Deffinbaugh comments on the creation of the woman from man in Genesis chapter two and says, “An illustration of biblical ‘wholeness’ can be seen in marriage, specifically in the marriage of Adam and Eve. When God made Adam, he was initially alone. When Adam named the animals, they all passed before him—in pairs! There was Mr. and Mrs. Sheep, Mr. and Mrs. Ox, and so on. Adam began to feel incomplete, and rightly so. God said that Adam’s aloneness was not good, and so he made a mate for him—Eve. When the two were joined together, they became one flesh. Adam became ‘whole’ when he became one with Eve.”[1] The late “Back to the Bible” preacher, J. Vernon McGee wrote, “Eve was created to be a helpmeet—a help that fit—for Adam. The language is tremendous. She was taken from his side, not molded from the ground as were the animals, but taken from a part of him so that he actually was incomplete until they were together. God fashioned her the loveliest thing in His creation, and He brought her to Adam. She was a helpmeet; she compensated for what he lacked, for he was not complete in himself. She was made for him, and they became one.”[2] This is exactly what Adam said when God walked Eve down the aisle and presented her to Adam in Genesis 2:23: “Then the man said, ‘This at last is bone of my bones and flesh of my flesh; she shall be called Woman, because she was taken out of Man.’”
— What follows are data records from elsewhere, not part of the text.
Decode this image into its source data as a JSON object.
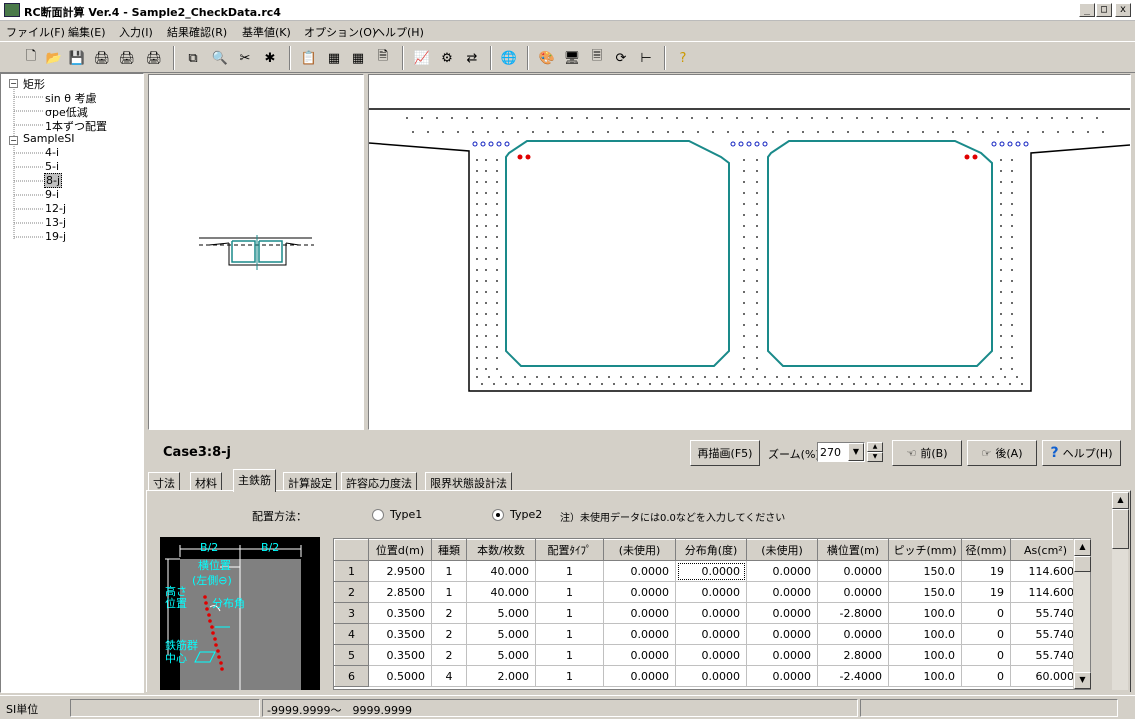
{
  "window": {
    "title": "RC断面計算 Ver.4 - Sample2_CheckData.rc4",
    "min": "_",
    "max": "□",
    "close": "x"
  },
  "menu": [
    "ファイル(F)",
    "編集(E)",
    "入力(I)",
    "結果確認(R)",
    "基準値(K)",
    "オプション(O)",
    "ヘルプ(H)"
  ],
  "toolbar_icons": [
    "new-icon",
    "open-icon",
    "save-icon",
    "print-icon",
    "print-preview-icon",
    "print-setup-icon",
    "copy-section-icon",
    "find-icon",
    "delete-icon",
    "check-icon",
    "input-form-icon",
    "table-icon",
    "table2-icon",
    "result-icon",
    "chart-icon",
    "calc-icon",
    "transfer-icon",
    "web-icon",
    "color-icon",
    "monitor-icon",
    "output-icon",
    "refresh-icon",
    "tree-icon",
    "help-icon"
  ],
  "tree": {
    "groups": [
      {
        "label": "矩形",
        "children": [
          "sin θ 考慮",
          "σpe低減",
          "1本ずつ配置"
        ]
      },
      {
        "label": "SampleSI",
        "children": [
          "4-i",
          "5-i",
          "8-j",
          "9-i",
          "12-j",
          "13-j",
          "19-j"
        ]
      }
    ],
    "selected": "8-j"
  },
  "case_label": "Case3:8-j",
  "buttons": {
    "redraw": "再描画(F5)",
    "zoom_label": "ズーム(%)",
    "zoom_value": "270",
    "prev": "前(B)",
    "next": "後(A)",
    "help": "ヘルプ(H)"
  },
  "tabs": [
    "寸法",
    "材料",
    "主鉄筋",
    "計算設定",
    "許容応力度法",
    "限界状態設計法"
  ],
  "active_tab": "主鉄筋",
  "placement": {
    "label": "配置方法：",
    "option1": "Type1",
    "option2": "Type2",
    "selected": "Type2",
    "note": "注）未使用データには0.0などを入力してください"
  },
  "diagram": {
    "b_half_left": "B/2",
    "b_half_right": "B/2",
    "horiz_pos": "横位置",
    "left_neg": "(左側⊖)",
    "height_pos": "高さ",
    "height_pos2": "位置",
    "dist_angle": "分布角",
    "bar_group": "鉄筋群",
    "center": "中心"
  },
  "grid": {
    "columns": [
      "位置d(m)",
      "種類",
      "本数/枚数",
      "配置ﾀｲﾌﾟ",
      "(未使用)",
      "分布角(度)",
      "(未使用)",
      "横位置(m)",
      "ピッチ(mm)",
      "径(mm)",
      "As(cm²)"
    ],
    "rows": [
      {
        "n": "1",
        "cells": [
          "2.9500",
          "1",
          "40.000",
          "1",
          "0.0000",
          "0.0000",
          "0.0000",
          "0.0000",
          "150.0",
          "19",
          "114.600"
        ]
      },
      {
        "n": "2",
        "cells": [
          "2.8500",
          "1",
          "40.000",
          "1",
          "0.0000",
          "0.0000",
          "0.0000",
          "0.0000",
          "150.0",
          "19",
          "114.600"
        ]
      },
      {
        "n": "3",
        "cells": [
          "0.3500",
          "2",
          "5.000",
          "1",
          "0.0000",
          "0.0000",
          "0.0000",
          "-2.8000",
          "100.0",
          "0",
          "55.740"
        ]
      },
      {
        "n": "4",
        "cells": [
          "0.3500",
          "2",
          "5.000",
          "1",
          "0.0000",
          "0.0000",
          "0.0000",
          "0.0000",
          "100.0",
          "0",
          "55.740"
        ]
      },
      {
        "n": "5",
        "cells": [
          "0.3500",
          "2",
          "5.000",
          "1",
          "0.0000",
          "0.0000",
          "0.0000",
          "2.8000",
          "100.0",
          "0",
          "55.740"
        ]
      },
      {
        "n": "6",
        "cells": [
          "0.5000",
          "4",
          "2.000",
          "1",
          "0.0000",
          "0.0000",
          "0.0000",
          "-2.4000",
          "100.0",
          "0",
          "60.000"
        ]
      }
    ]
  },
  "status": {
    "unit": "SI単位",
    "range": "-9999.9999～　9999.9999"
  },
  "colors": {
    "section_outline": "#1a8a8a",
    "rebar_red": "#e00000",
    "rebar_blue": "#1020c0",
    "diagram_bg": "#808080",
    "diagram_text": "#00ffff"
  }
}
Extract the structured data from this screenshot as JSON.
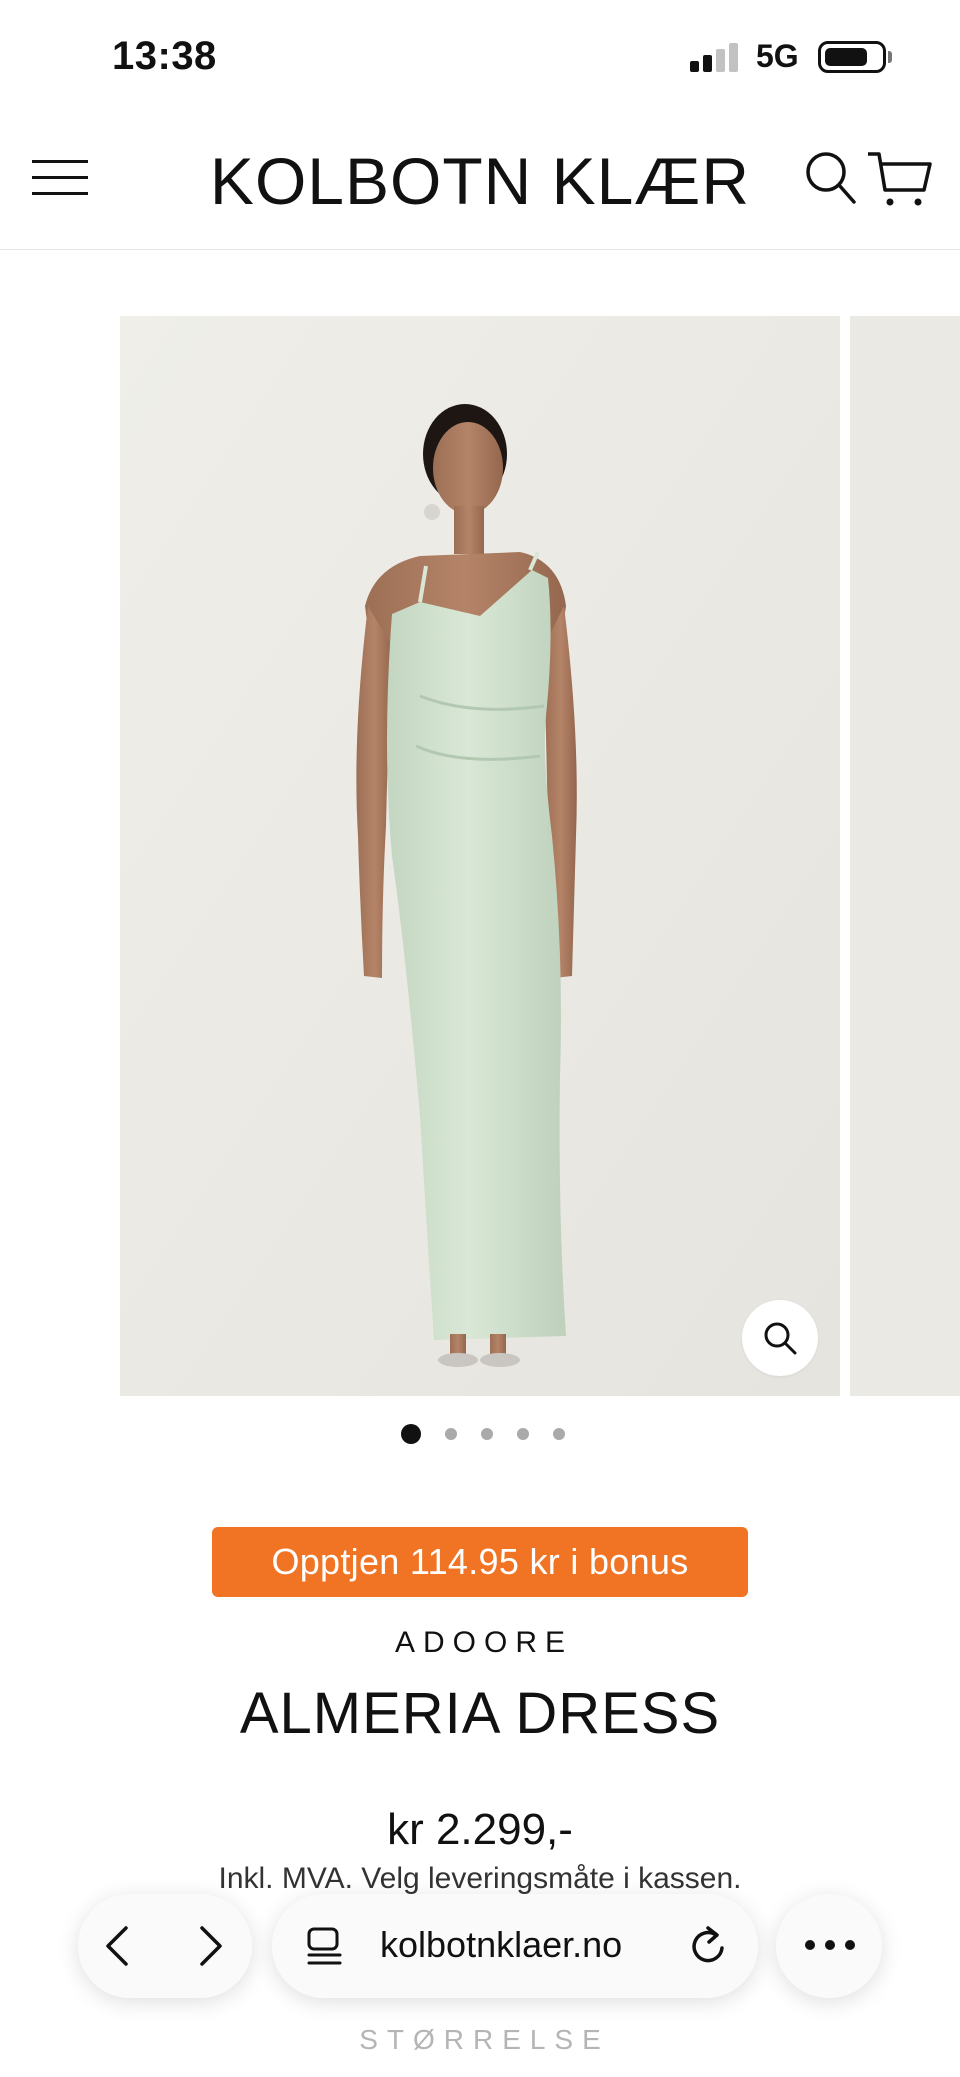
{
  "status_bar": {
    "time": "13:38",
    "network": "5G",
    "battery_level": 0.75
  },
  "header": {
    "brand": "KOLBOTN KLÆR"
  },
  "gallery": {
    "image_count": 5,
    "active_index": 0
  },
  "product": {
    "bonus_label": "Opptjen 114.95 kr i bonus",
    "vendor": "ADOORE",
    "title": "ALMERIA DRESS",
    "price": "kr 2.299,-",
    "vat_note": "Inkl. MVA. Velg leveringsmåte i kassen.",
    "size_label": "STØRRELSE"
  },
  "browser": {
    "url": "kolbotnklaer.no"
  },
  "colors": {
    "accent": "#f07424",
    "text": "#111111",
    "dress": "#cfe0cc",
    "photo_bg": "#ecebe6"
  }
}
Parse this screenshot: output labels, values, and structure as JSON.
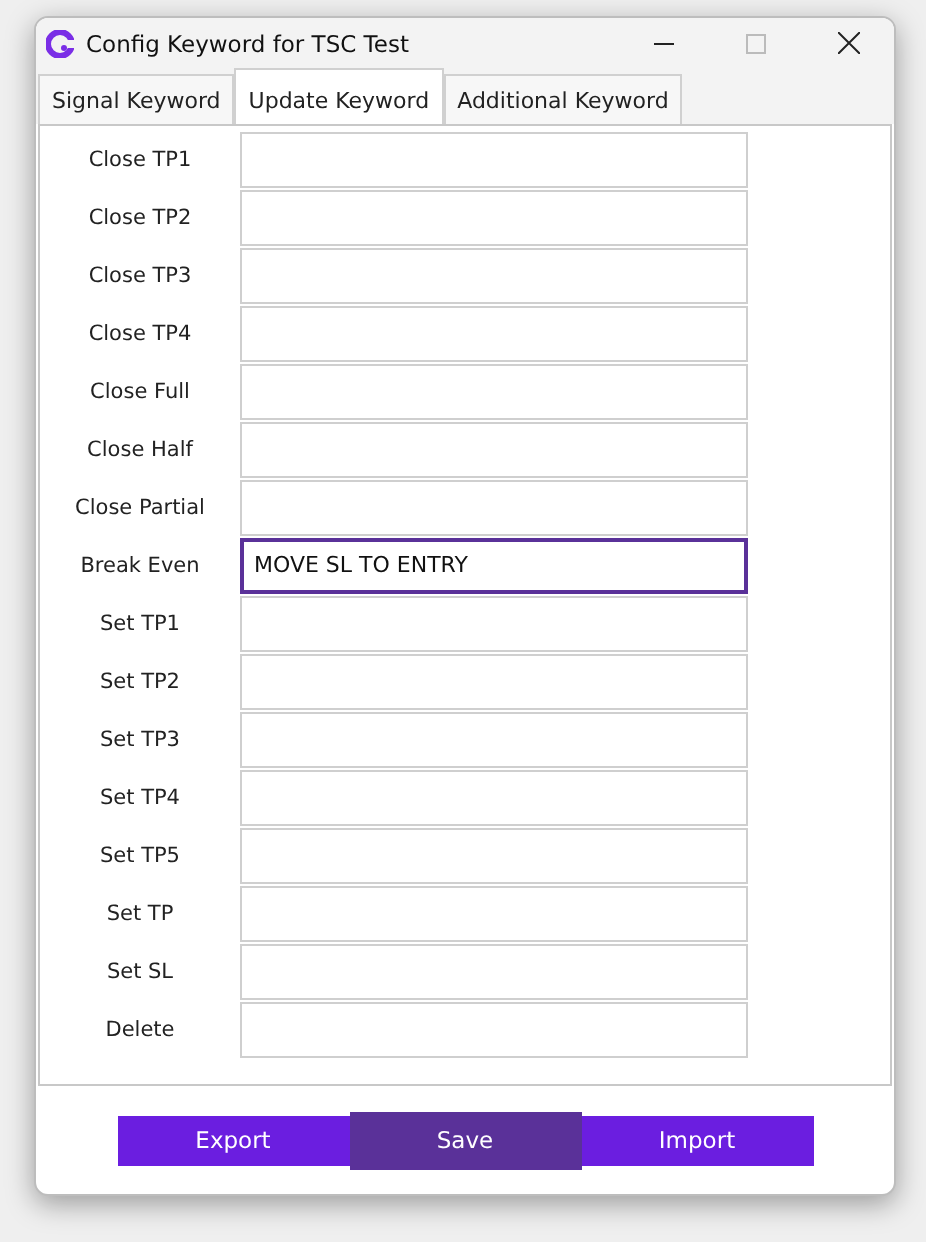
{
  "window": {
    "title": "Config Keyword for TSC Test"
  },
  "tabs": [
    {
      "label": "Signal Keyword",
      "selected": false
    },
    {
      "label": "Update Keyword",
      "selected": true
    },
    {
      "label": "Additional Keyword",
      "selected": false
    }
  ],
  "fields": [
    {
      "label": "Close TP1",
      "focused": false
    },
    {
      "label": "Close TP2",
      "focused": false
    },
    {
      "label": "Close TP3",
      "focused": false
    },
    {
      "label": "Close TP4",
      "focused": false
    },
    {
      "label": "Close Full",
      "focused": false
    },
    {
      "label": "Close Half",
      "focused": false
    },
    {
      "label": "Close Partial",
      "focused": false
    },
    {
      "label": "Break Even",
      "value": "MOVE SL TO ENTRY",
      "focused": true
    },
    {
      "label": "Set TP1",
      "focused": false
    },
    {
      "label": "Set TP2",
      "focused": false
    },
    {
      "label": "Set TP3",
      "focused": false
    },
    {
      "label": "Set TP4",
      "focused": false
    },
    {
      "label": "Set TP5",
      "focused": false
    },
    {
      "label": "Set TP",
      "focused": false
    },
    {
      "label": "Set SL",
      "focused": false
    },
    {
      "label": "Delete",
      "focused": false
    }
  ],
  "buttons": [
    {
      "label": "Export",
      "focused": false
    },
    {
      "label": "Save",
      "focused": true
    },
    {
      "label": "Import",
      "focused": false
    }
  ]
}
I’ve heard people say of couples, “they were made for each other.” Exactly! Adam professed his love for his bride with God as his witness. “In a very real sense, then, marriage is not a mere social convenience, or even just a religious ceremony. Rather it is to be seen as a reuniting of the man and the women at the deepest level of their creation, as real as if the bone and flesh were joined together to make one new person again!”[3]

Jerome, the man who translated the Hebrew and Greek Bible into the Latin Vulgate said that the creation of Eve from the rib of a man, is symbolic of Christ and the church. The word that God used for “fashioning” or “Forming” Eve from Adam’s rib, is the same verb that Jesus used when telling his followers that he would “build, fashion, form” his church and the gates of hell will not prevail against it. Jerome says, “We have heard about the first Adam; let us come now to the second Adam and see how the church is made (fashioned or formed) from his side. The side of the Lord Savior as he hung on the cross is pierced with a lance, and from it there comes forth blood and water.”[4] From the blood and water that gushed forth from Jesus ribs, we have forgiveness of sin and reconciliation with God. Those coming to God through faith in the shed blood of Jesus are joined once and for all to the body of Christ’s bride, the church.

[1] Bob Deffinbaugh. n.d. Leviticus Commentary.

[2] McGee, J. Vernon. 1991. Thru the Bible Commentary: The Prophets (Malachi). Electronic ed. Vol. 33. Nashville: Thomas Nelson.

[3] Vibert, Simon. 2005. The Diamond Marriage: Have Ultimate Purpose in Your Marriage. Fearn, UK: Christian Focus Publications.

[4] Louth, Andrew, and Marco Conti, eds. 2001. Genesis 1–11. Ancient Christian Commentary on Scripture. Downers Grove, IL: InterVarsity Press.